Patheon​, for example, said merging with DSM’s contracting arm would add “new value chain capabilities and technologies,” ​while newly public contractors Catalent​ and Recipharm​ have both spent their stock market money on bolt-on takeovers that add capacity.

“Several of the larger CMOs are looking to extend their service offering to align with the one-stop-shop service provider model,”​ CEO of UK-based sterile injectables CMO Symbiosis Colin MacKay told

“Arguably that is an effort to resurrect the all-under-one-roof organisational model, which the big pharma companies had in-house a generation ago, prior to the advent of modern drug development outsourcing as it we know it now.”

Commenting on AMRI’s recent acquisition spree which included acquiring site from Aptuit last week​ and the $110m purchase of Oso Biopharmaceuticals last June​, MacKay said he believed other large CDMOs would be prompted to make similar deals, though told us  “underlying strategic corporate factors may be the true drivers of this consolidation activity rather than customers crying out for it.”

Over-capacity risk?

Aiswariya Chidambaram, a Senior Research Analyst at Frost & Sullivan, had a more positive view towards consolidation in the industry and the growing trend of end-to-end service providers.

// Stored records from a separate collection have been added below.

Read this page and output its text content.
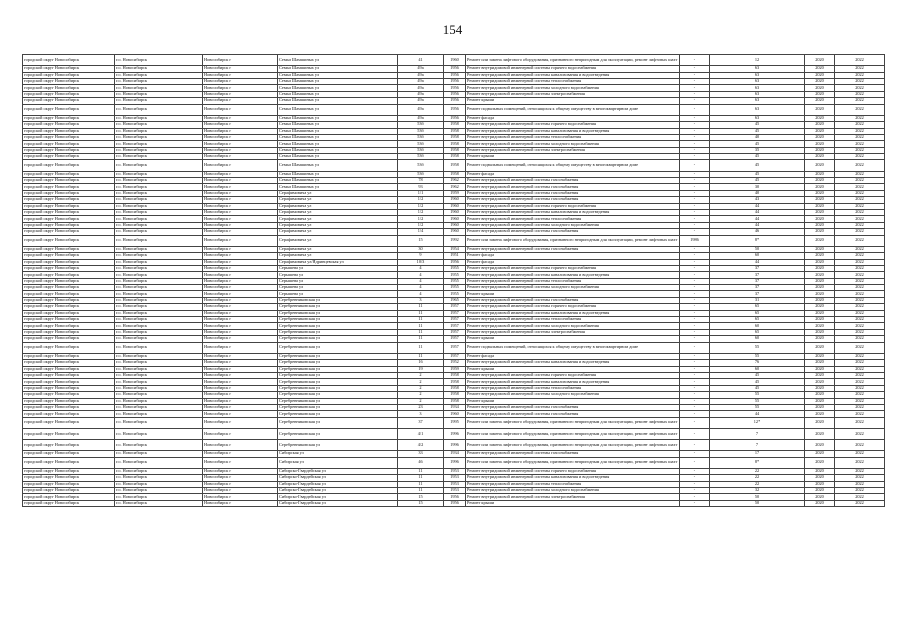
154
городской округ Новосибирск	г.о. Новосибирск	Новосибирск г	Семьи Шамшиных ул	41	1960	Ремонт или замена лифтового оборудования, признанного непригодным для эксплуатации, ремонт лифтовых шахт	-	12	2020	2022
городской округ Новосибирск	г.о. Новосибирск	Новосибирск г	Семьи Шамшиных ул	49а	1956	Ремонт внутридомовой инженерной системы горячего водоснабжения	-	63	2020	2022
городской округ Новосибирск	г.о. Новосибирск	Новосибирск г	Семьи Шамшиных ул	49а	1956	Ремонт внутридомовой инженерной системы канализования и водоотведения	-	63	2020	2022
городской округ Новосибирск	г.о. Новосибирск	Новосибирск г	Семьи Шамшиных ул	49а	1956	Ремонт внутридомовой инженерной системы теплоснабжения	-	63	2020	2022
городской округ Новосибирск	г.о. Новосибирск	Новосибирск г	Семьи Шамшиных ул	49а	1956	Ремонт внутридомовой инженерной системы холодного водоснабжения	-	63	2020	2022
городской округ Новосибирск	г.о. Новосибирск	Новосибирск г	Семьи Шамшиных ул	49а	1956	Ремонт внутридомовой инженерной системы электроснабжения	-	63	2020	2022
городской округ Новосибирск	г.о. Новосибирск	Новосибирск г	Семьи Шамшиных ул	49а	1956	Ремонт крыши	-	63	2020	2022
городской округ Новосибирск	г.о. Новосибирск	Новосибирск г	Семьи Шамшиных ул	49а	1956	Ремонт подвальных помещений, относящихся к общему имуществу в многоквартирном доме	-	63	2020	2022
городской округ Новосибирск	г.о. Новосибирск	Новосибирск г	Семьи Шамшиных ул	49а	1956	Ремонт фасада	-	63	2020	2022
городской округ Новосибирск	г.о. Новосибирск	Новосибирск г	Семьи Шамшиных ул	53б	1958	Ремонт внутридомовой инженерной системы горячего водоснабжения	-	45	2020	2022
городской округ Новосибирск	г.о. Новосибирск	Новосибирск г	Семьи Шамшиных ул	53б	1958	Ремонт внутридомовой инженерной системы канализования и водоотведения	-	45	2020	2022
городской округ Новосибирск	г.о. Новосибирск	Новосибирск г	Семьи Шамшиных ул	53б	1958	Ремонт внутридомовой инженерной системы теплоснабжения	-	40	2020	2022
городской округ Новосибирск	г.о. Новосибирск	Новосибирск г	Семьи Шамшиных ул	53б	1958	Ремонт внутридомовой инженерной системы холодного водоснабжения	-	45	2020	2022
городской округ Новосибирск	г.о. Новосибирск	Новосибирск г	Семьи Шамшиных ул	53б	1958	Ремонт внутридомовой инженерной системы электроснабжения	-	35	2020	2022
городской округ Новосибирск	г.о. Новосибирск	Новосибирск г	Семьи Шамшиных ул	53б	1958	Ремонт крыши	-	45	2020	2022
городской округ Новосибирск	г.о. Новосибирск	Новосибирск г	Семьи Шамшиных ул	53б	1958	Ремонт подвальных помещений, относящихся к общему имуществу в многоквартирном доме	-	45	2020	2022
городской округ Новосибирск	г.о. Новосибирск	Новосибирск г	Семьи Шамшиных ул	53б	1958	Ремонт фасада	-	45	2020	2022
городской округ Новосибирск	г.о. Новосибирск	Новосибирск г	Семьи Шамшиных ул	78	1962	Ремонт внутридомовой инженерной системы газоснабжения	-	45	2020	2022
городской округ Новосибирск	г.о. Новосибирск	Новосибирск г	Семьи Шамшиных ул	93	1962	Ремонт внутридомовой инженерной системы газоснабжения	-	30	2020	2022
городской округ Новосибирск	г.о. Новосибирск	Новосибирск г	Серафимовича ул	1/1	1959	Ремонт внутридомовой инженерной системы газоснабжения	-	40	2020	2022
городской округ Новосибирск	г.о. Новосибирск	Новосибирск г	Серафимовича ул	1/2	1960	Ремонт внутридомовой инженерной системы газоснабжения	-	43	2020	2022
городской округ Новосибирск	г.о. Новосибирск	Новосибирск г	Серафимовича ул	1/2	1960	Ремонт внутридомовой инженерной системы горячего водоснабжения	-	44	2020	2022
городской округ Новосибирск	г.о. Новосибирск	Новосибирск г	Серафимовича ул	1/2	1960	Ремонт внутридомовой инженерной системы канализования и водоотведения	-	44	2020	2022
городской округ Новосибирск	г.о. Новосибирск	Новосибирск г	Серафимовича ул	1/2	1960	Ремонт внутридомовой инженерной системы теплоснабжения	-	44	2020	2022
городской округ Новосибирск	г.о. Новосибирск	Новосибирск г	Серафимовича ул	1/2	1960	Ремонт внутридомовой инженерной системы холодного водоснабжения	-	44	2020	2022
городской округ Новосибирск	г.о. Новосибирск	Новосибирск г	Серафимовича ул	1/4	1960	Ремонт внутридомовой инженерной системы газоснабжения	-	46	2020	2022
городской округ Новосибирск	г.о. Новосибирск	Новосибирск г	Серафимовича ул	15	1992	Ремонт или замена лифтового оборудования, признанного непригодным для эксплуатации, ремонт лифтовых шахт	1986	8*	2020	2022
городской округ Новосибирск	г.о. Новосибирск	Новосибирск г	Серафимовича ул	30	1954	Ремонт внутридомовой инженерной системы газоснабжения	-	50	2020	2022
городской округ Новосибирск	г.о. Новосибирск	Новосибирск г	Серафимовича ул	9	1951	Ремонт фасада	-	60	2020	2022
городской округ Новосибирск	г.о. Новосибирск	Новосибирск г	Серафимовича ул/Ядринцевская ул	10/3	1956	Ремонт фасада	-	44	2020	2022
городской округ Новосибирск	г.о. Новосибирск	Новосибирск г	Серышева ул	4	1955	Ремонт внутридомовой инженерной системы горячего водоснабжения	-	37	2020	2022
городской округ Новосибирск	г.о. Новосибирск	Новосибирск г	Серышева ул	4	1955	Ремонт внутридомовой инженерной системы канализования и водоотведения	-	37	2020	2022
городской округ Новосибирск	г.о. Новосибирск	Новосибирск г	Серышева ул	4	1955	Ремонт внутридомовой инженерной системы теплоснабжения	-	37	2020	2022
городской округ Новосибирск	г.о. Новосибирск	Новосибирск г	Серышева ул	4	1955	Ремонт внутридомовой инженерной системы холодного водоснабжения	-	37	2020	2022
городской округ Новосибирск	г.о. Новосибирск	Новосибирск г	Серышева ул	4	1955	Ремонт крыши	-	37	2020	2022
городской округ Новосибирск	г.о. Новосибирск	Новосибирск г	Серебренниковская ул	3	1965	Ремонт внутридомовой инженерной системы газоснабжения	-	31	2020	2022
городской округ Новосибирск	г.о. Новосибирск	Новосибирск г	Серебренниковская ул	11	1957	Ремонт внутридомовой инженерной системы горячего водоснабжения	-	65	2020	2022
городской округ Новосибирск	г.о. Новосибирск	Новосибирск г	Серебренниковская ул	11	1957	Ремонт внутридомовой инженерной системы канализования и водоотведения	-	65	2020	2022
городской округ Новосибирск	г.о. Новосибирск	Новосибирск г	Серебренниковская ул	11	1957	Ремонт внутридомовой инженерной системы теплоснабжения	-	65	2020	2022
городской округ Новосибирск	г.о. Новосибирск	Новосибирск г	Серебренниковская ул	11	1957	Ремонт внутридомовой инженерной системы холодного водоснабжения	-	60	2020	2022
городской округ Новосибирск	г.о. Новосибирск	Новосибирск г	Серебренниковская ул	11	1957	Ремонт внутридомовой инженерной системы электроснабжения	-	65	2020	2022
городской округ Новосибирск	г.о. Новосибирск	Новосибирск г	Серебренниковская ул	11	1957	Ремонт крыши	-	60	2020	2022
городской округ Новосибирск	г.о. Новосибирск	Новосибирск г	Серебренниковская ул	11	1957	Ремонт подвальных помещений, относящихся к общему имуществу в многоквартирном доме	-	55	2020	2022
городской округ Новосибирск	г.о. Новосибирск	Новосибирск г	Серебренниковская ул	11	1957	Ремонт фасада	-	55	2020	2022
городской округ Новосибирск	г.о. Новосибирск	Новосибирск г	Серебренниковская ул	16	1952	Ремонт внутридомовой инженерной системы канализования и водоотведения	-	76	2020	2022
городской округ Новосибирск	г.о. Новосибирск	Новосибирск г	Серебренниковская ул	19	1959	Ремонт крыши	-	60	2020	2022
городской округ Новосибирск	г.о. Новосибирск	Новосибирск г	Серебренниковская ул	2	1958	Ремонт внутридомовой инженерной системы горячего водоснабжения	-	45	2020	2022
городской округ Новосибирск	г.о. Новосибирск	Новосибирск г	Серебренниковская ул	2	1958	Ремонт внутридомовой инженерной системы канализования и водоотведения	-	45	2020	2022
городской округ Новосибирск	г.о. Новосибирск	Новосибирск г	Серебренниковская ул	2	1958	Ремонт внутридомовой инженерной системы теплоснабжения	-	45	2020	2022
городской округ Новосибирск	г.о. Новосибирск	Новосибирск г	Серебренниковская ул	2	1958	Ремонт внутридомовой инженерной системы холодного водоснабжения	-	55	2020	2022
городской округ Новосибирск	г.о. Новосибирск	Новосибирск г	Серебренниковская ул	2	1958	Ремонт крыши	-	55	2020	2022
городской округ Новосибирск	г.о. Новосибирск	Новосибирск г	Серебренниковская ул	23	1934	Ремонт внутридомовой инженерной системы газоснабжения	-	55	2020	2022
городской округ Новосибирск	г.о. Новосибирск	Новосибирск г	Серебренниковская ул	3	1960	Ремонт внутридомовой инженерной системы газоснабжения	-	44	2020	2022
городской округ Новосибирск	г.о. Новосибирск	Новосибирск г	Серебренниковская ул	37	1995	Ремонт или замена лифтового оборудования, признанного непригодным для эксплуатации, ремонт лифтовых шахт	-	12*	2020	2022
городской округ Новосибирск	г.о. Новосибирск	Новосибирск г	Серебренниковская ул	4/1	1996	Ремонт или замена лифтового оборудования, признанного непригодным для эксплуатации, ремонт лифтовых шахт	-	7	2020	2022
городской округ Новосибирск	г.о. Новосибирск	Новосибирск г	Серебренниковская ул	4/2	1996	Ремонт или замена лифтового оборудования, признанного непригодным для эксплуатации, ремонт лифтовых шахт	-	7	2020	2022
городской округ Новосибирск	г.о. Новосибирск	Новосибирск г	Сибирская ул	33	1934	Ремонт внутридомовой инженерной системы газоснабжения	-	17	2020	2022
городской округ Новосибирск	г.о. Новосибирск	Новосибирск г	Сибирская ул	46	1996	Ремонт или замена лифтового оборудования, признанного непригодным для эксплуатации, ремонт лифтовых шахт	-	8*	2020	2022
городской округ Новосибирск	г.о. Новосибирск	Новосибирск г	Сибирско-Гвардейская ул	11	1953	Ремонт внутридомовой инженерной системы горячего водоснабжения	-	22	2020	2022
городской округ Новосибирск	г.о. Новосибирск	Новосибирск г	Сибирско-Гвардейская ул	11	1953	Ремонт внутридомовой инженерной системы канализования и водоотведения	-	22	2020	2022
городской округ Новосибирск	г.о. Новосибирск	Новосибирск г	Сибирско-Гвардейская ул	11	1953	Ремонт внутридомовой инженерной системы теплоснабжения	-	22	2020	2022
городской округ Новосибирск	г.о. Новосибирск	Новосибирск г	Сибирско-Гвардейская ул	11	1953	Ремонт внутридомовой инженерной системы холодного водоснабжения	-	32	2020	2022
городской округ Новосибирск	г.о. Новосибирск	Новосибирск г	Сибирско-Гвардейская ул	15	1956	Ремонт внутридомовой инженерной системы электроснабжения	-	50	2020	2022
городской округ Новосибирск	г.о. Новосибирск	Новосибирск г	Сибирско-Гвардейская ул	15	1956	Ремонт крыши	-	50	2020	2022
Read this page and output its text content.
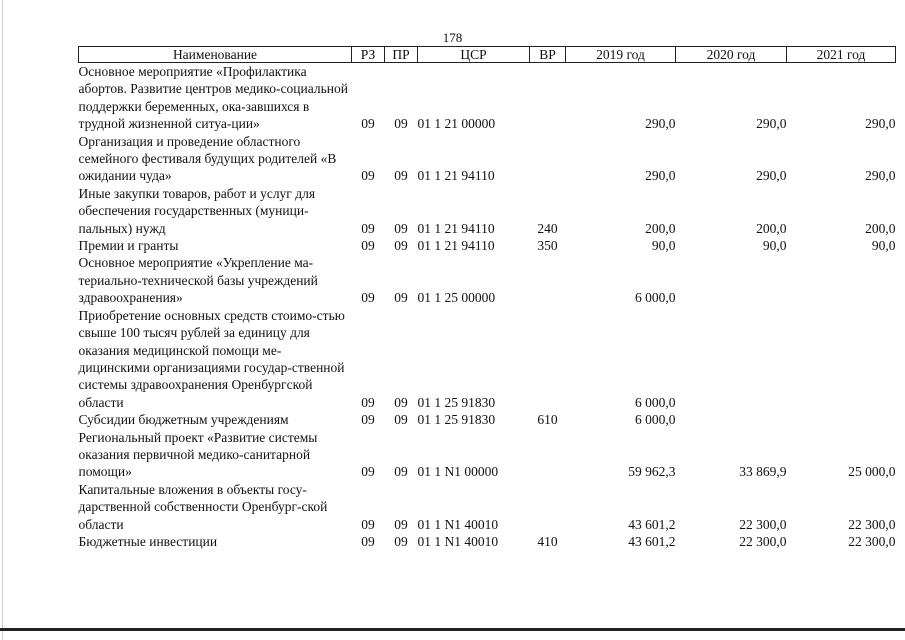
178
Наименование	РЗ	ПР	ЦСР	ВР	2019 год	2020 год	2021 год
Основное мероприятие «Профилактика абортов. Развитие центров медико-социальной поддержки беременных, ока-завшихся в трудной жизненной ситуа-ции»	09	09	01 1 21 00000		290,0	290,0	290,0
Организация и проведение областного семейного фестиваля будущих родителей «В ожидании чуда»	09	09	01 1 21 94110		290,0	290,0	290,0
Иные закупки товаров, работ и услуг для обеспечения государственных (муници-пальных) нужд	09	09	01 1 21 94110	240	200,0	200,0	200,0
Премии и гранты	09	09	01 1 21 94110	350	90,0	90,0	90,0
Основное мероприятие «Укрепление ма-териально-технической базы учреждений здравоохранения»	09	09	01 1 25 00000		6 000,0		
Приобретение основных средств стоимо-стью свыше 100 тысяч рублей за единицу для оказания медицинской помощи ме-дицинскими организациями государ-ственной системы здравоохранения Оренбургской области	09	09	01 1 25 91830		6 000,0		
Субсидии бюджетным учреждениям	09	09	01 1 25 91830	610	6 000,0		
Региональный проект «Развитие системы оказания первичной медико-санитарной помощи»	09	09	01 1 N1 00000		59 962,3	33 869,9	25 000,0
Капитальные вложения в объекты госу-дарственной собственности Оренбург-ской области	09	09	01 1 N1 40010		43 601,2	22 300,0	22 300,0
Бюджетные инвестиции	09	09	01 1 N1 40010	410	43 601,2	22 300,0	22 300,0
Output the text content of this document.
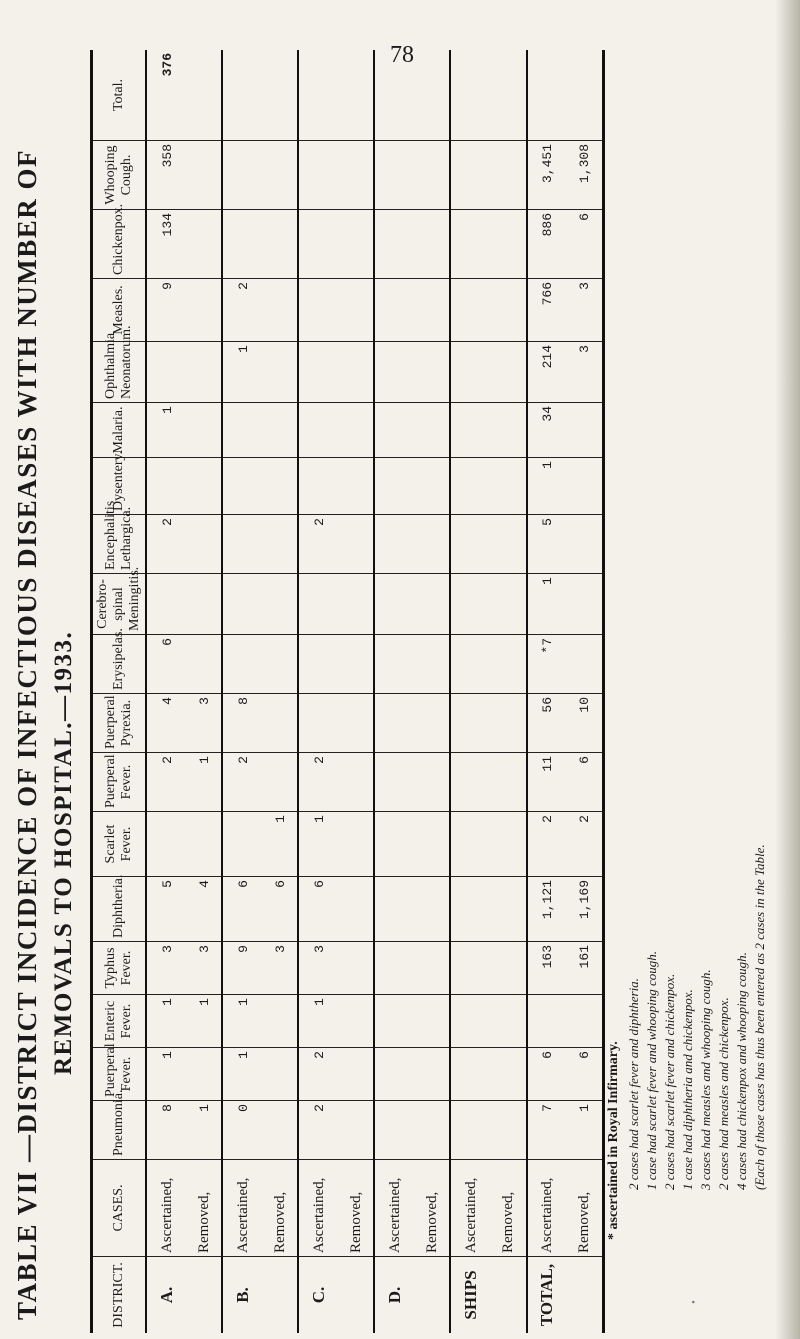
78
TABLE VII —DISTRICT INCIDENCE OF INFECTIOUS DISEASES WITH NUMBER OF REMOVALS TO HOSPITAL.—1933.
DISTRICT.	CASES.	Pneumonia.	Puerperal Fever.	Enteric Fever.	Typhus Fever.	Diphtheria.	Scarlet Fever.	Puerperal Fever.	Puerperal Pyrexia.	Erysipelas.	Cerebro-spinal Meningitis.	Encephalitis Lethargica.	Dysentery.	Malaria.	Ophthalmia Neonatorum.	Measles.	Chickenpox.	Whooping Cough.	Total.
A.	Ascertained,	8	1	1	3	5		2	4	6		2		1		9	134	358	376
	Removed,	1		1	3	4		1	3										
B.	Ascertained,	0	1	1	9	6		2	8						1	2			
	Removed,				3	6	1												
C.	Ascertained,	2	2	1	3	6	1	2				2							
	Removed,																		
D.	Ascertained,																		
	Removed,																		
SHIPS	Ascertained,																		
	Removed,																		
TOTAL,	Ascertained,	7	6		163	1,121	2	11	56	*7	1	5	1	34	214	766	886	3,451	
	Removed,	1	6		161	1,169	2	6	10						3	3	6	1,308	
* ascertained in Royal Infirmary.
ᐧ
2 cases had scarlet fever and diphtheria. 1 case had scarlet fever and whooping cough. 2 cases had scarlet fever and chickenpox. 1 case had diphtheria and chickenpox. 3 cases had measles and whooping cough. 2 cases had measles and chickenpox. 4 cases had chickenpox and whooping cough. (Each of those cases has thus been entered as 2 cases in the Table.
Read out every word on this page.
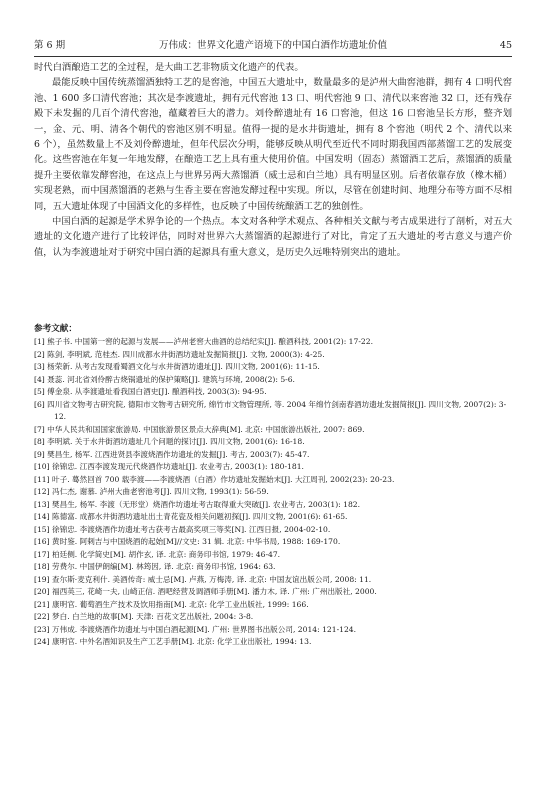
第 6 期	万伟成：世界文化遗产语境下的中国白酒作坊遗址价值	45

时代白酒酿造工艺的全过程，是大曲工艺非物质文化遗产的代表。

最能反映中国传统蒸馏酒独特工艺的是窖池，中国五大遗址中，数量最多的是泸州大曲窖池群，拥有 4 口明代窖池、1 600 多口清代窖池；其次是李渡遗址，拥有元代窖池 13 口、明代窖池 9 口、清代以来窖池 32 口，还有残存殿下未发掘的几百个清代窖池，蕴藏着巨大的潜力。刘伶醉遗址有 16 口窖池，但这 16 口窖池呈长方形，整齐划一，金、元、明、清各个朝代的窖池区别不明显。值得一提的是水井街遗址，拥有 8 个窖池（明代 2 个、清代以来 6 个），虽然数量上不及刘伶醉遗址，但年代层次分明，能够反映从明代至近代不同时期我国西部蒸馏工艺的发展变化。这些窖池在年复一年地发酵，在酿造工艺上具有重大使用价值。中国发明（固态）蒸馏酒工艺后，蒸馏酒的质量提升主要依靠发酵窖池，在这点上与世界另两大蒸馏酒（威士忌和白兰地）具有明显区别。后者依靠存放（橡木桶）实现老熟，而中国蒸馏酒的老熟与生香主要在窖池发酵过程中实现。所以，尽管在创建时间、地理分布等方面不尽相同，五大遗址体现了中国酒文化的多样性，也反映了中国传统酿酒工艺的独创性。

中国白酒的起源是学术界争论的一个热点。本文对各种学术观点、各种相关文献与考古成果进行了剖析，对五大遗址的文化遗产进行了比较评估，同时对世界六大蒸馏酒的起源进行了对比，肯定了五大遗址的考古意义与遗产价值，认为李渡遗址对于研究中国白酒的起源具有重大意义，是历史久远唯特别突出的遗址。

参考文献：
[1] 熊子书. 中国第一窖的起源与发展——泸州老窖大曲酒的总结纪实[J]. 酿酒科技, 2001(2): 17-22.
[2] 陈剑, 李明斌, 范桂杰. 四川成都水井街酒坊遗址发掘简报[J]. 文物, 2000(3): 4-25.
[3] 杨荣新. 从考古发现看蜀酒文化与水井街酒坊遗址[J]. 四川文物, 2001(6): 11-15.
[4] 聂蕊. 河北省刘伶醉古烧锅遗址的保护策略[J]. 建筑与环境, 2008(2): 5-6.
[5] 傅金泉. 从李渡遗址看我国白酒史[J]. 酿酒科技, 2003(3): 94-95.
[6] 四川省文物考古研究院, 德阳市文物考古研究所, 绵竹市文物管理所, 等. 2004 年绵竹剑南春酒坊遗址发掘简报[J]. 四川文物, 2007(2): 3-12.
[7] 中华人民共和国国家旅游局. 中国旅游景区景点大辞典[M]. 北京: 中国旅游出版社, 2007: 869.
[8] 李明斌. 关于水井街酒坊遗址几个问题的探讨[J]. 四川文物, 2001(6): 16-18.
[9] 樊昌生, 杨军. 江西进贤县李渡烧酒作坊遗址的发掘[J]. 考古, 2003(7): 45-47.
[10] 徐锦忠. 江西李渡发现元代烧酒作坊遗址[J]. 农业考古, 2003(1): 180-181.
[11] 叶子. 蓦然回首 700 载李渡——李渡烧酒（白酒）作坊遗址发掘始末[J]. 大江周刊, 2002(23): 20-23.
[12] 冯仁杰, 谢慕. 泸州大曲老窖池考[J]. 四川文物, 1993(1): 56-59.
[13] 樊昌生, 杨军. 李渡（无形堂）烧酒作坊遗址考古取得重大突破[J]. 农业考古, 2003(1): 182.
[14] 陈德富. 成都水井街酒坊遗址出土青花瓷及相关问题初探[J]. 四川文物, 2001(6): 61-65.
[15] 徐锦忠. 李渡烧酒作坊遗址考古获考古最高奖项三等奖[N]. 江西日报, 2004-02-10.
[16] 黄时鉴. 阿剌吉与中国烧酒的起始[M]//文史: 31 辑. 北京: 中华书局, 1988: 169-170.
[17] 柏廷侧. 化学简史[M]. 胡作玄, 译. 北京: 商务印书馆, 1979: 46-47.
[18] 劳费尔. 中国伊朗编[M]. 林筠因, 译. 北京: 商务印书馆, 1964: 63.
[19] 查尔斯·麦克利什. 美酒传奇: 威士忌[M]. 卢燕, 万梅涛, 译. 北京: 中国友谊出版公司, 2008: 11.
[20] 福西英三, 花崎一夫, 山崎正信. 酒吧经营及调酒师手册[M]. 潘力木, 译. 广州: 广州出版社, 2000.
[21] 康明官. 葡萄酒生产技术及饮用指南[M]. 北京: 化学工业出版社, 1999: 166.
[22] 梦白. 白兰地的故事[M]. 天津: 百花文艺出版社, 2004: 3-8.
[23] 万伟成. 李渡烧酒作坊遗址与中国白酒起源[M]. 广州: 世界图书出版公司, 2014: 121-124.
[24] 康明官. 中外名酒知识及生产工艺手册[M]. 北京: 化学工业出版社, 1994: 13.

“CMOs follow a totally different business model structure than pharma companies,”​ she told this publication. “Entrenching an end-to-end business model offers a wide range of value-added services, pharmaceutical companies have a better value proposition to outsource and maintain their growth as well.”

This CMO model is further encouraged by the emergence of "virtual pharma" companies that have little in-house manufacturing capacity (Valeant​ being one of the larger examples), increased adoption of risk-sharing models​ and a trend for end users to consolidate their suppliers​, she argued.

“However, it is cautious that CMOs carefully outweigh risks and benefits and expand into right product segments, lest they be hit by over capacity,”​ she warned. “Anticipating capacity demand has always remained a tricky speculation and generally as analysts these are the trends we foresee for the various product segments.”

Injectables boom, but not just for CMOs

For firms with end-to-end service ambitions, Aesica recently warned of the complexity of entering the “lucrative”​ aseptic sector​, with the CDMO itself having turned its back on injectables following a regulatory audit. (Though for evidence of the difficulties of ensuiring sterility in making injectables, the regulatory saga at the now defunct CMO Ben Venue Laboratories​ is the go-to example).

Despite this, as shown by AMRI, outsourcing firms continue to enter the sterile injectables sector though Christian Carlson, an Associate at healthcare investment bank 11T Partners, argues this is more of a race to acquire the best assets rather than a consolidation or drive to resurrect the all-under-one-roof model.

“The supply of good aeseptic manufacturing assets is constrained and demand is only expected to grow with injectables becoming an increasing share of pipelines and recent clarity into the biosimilar pathway in the US also contributing,”​ he told

“From my experience, not only CMOs are looking in the space but many small- mid-cap pharma are also looking to acquire, particularly those with operations expertise and a generic focus.”